The whistleblower in a hedge fund advisor case recently received a $600,000 award from the U.S. Securities and Exchange Commission (SEC). The case involved allegations that the hedge fund owner made improper transactions with an affiliated broker dealer that she owned, without disclosing the affiliation to her client. The company’s head trader reported the actions to the SEC and the owner retaliated against him repeatedly, leading to his resignation from employment.

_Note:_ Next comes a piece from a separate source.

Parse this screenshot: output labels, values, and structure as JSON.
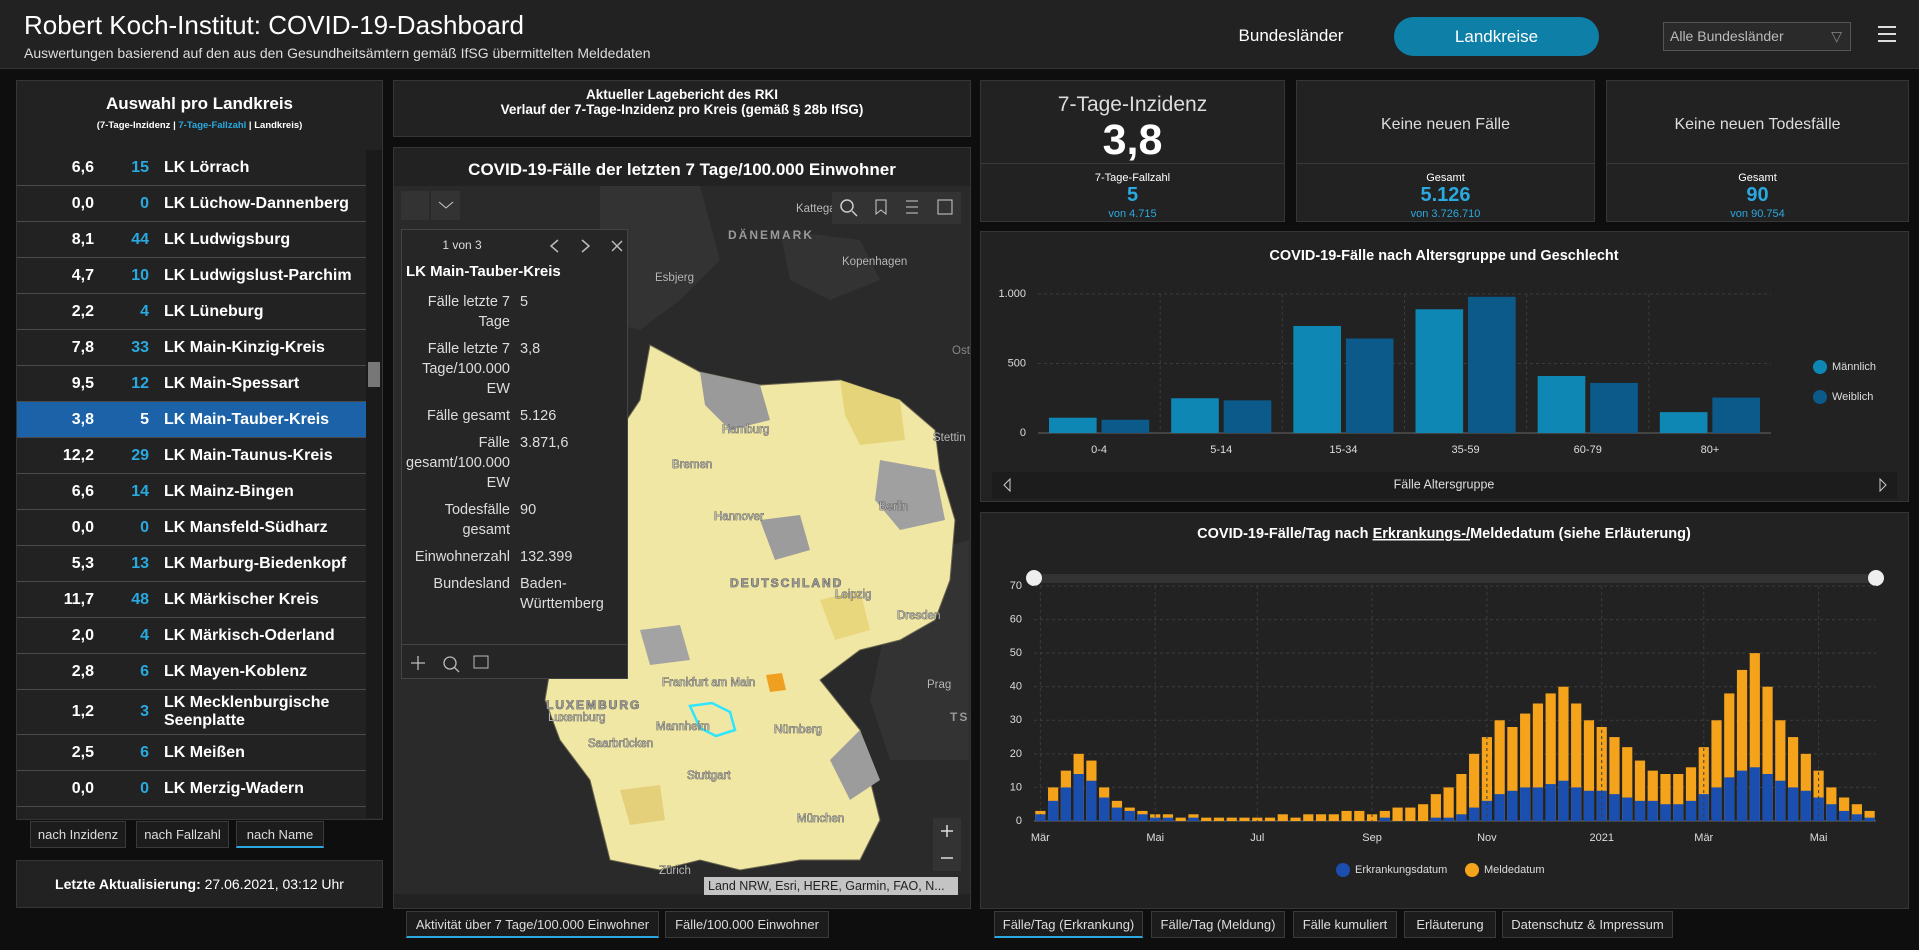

In response to the SEC’s finding of wrongdoing, the hedge fund agreed to pay $2 million in settlement costs, which includes a $300,000 penalty, along with $1.7 million in disgorgement and approximately $180,000 in interest. Under the Dodd Frank Act, the SEC awarded the whistleblower the maximum allowable percentage of the settlement amount.
The Dodd-Frank Act
The Dodd-Frank Wall Street Reform and Consumer Protection Act became law in July of 2012. The legislation was created in response to financial concerns that brought about the recession and it includes strict regulation standards on financial institutions. It also protects whistleblowers who provide the SEC with information about wrongdoing. Additionally, if the reported information leads to at least $1 million in sanctions, the whistleblower may receive compensation. Awards can range from 10% to 30% of the total sanction amount.
The Implications of the Award
The award in this case represents 30% of the settlement amount, which is the maximum allowable payment. The SEC is sending a strong message to employers that they will be held accountable for retaliation against whistleblowers. According to reports, the SEC whistleblower chief hopes that the substantial award in this case will influence other financial institution employees to report wrongdoing free from fear of retaliation by their employers.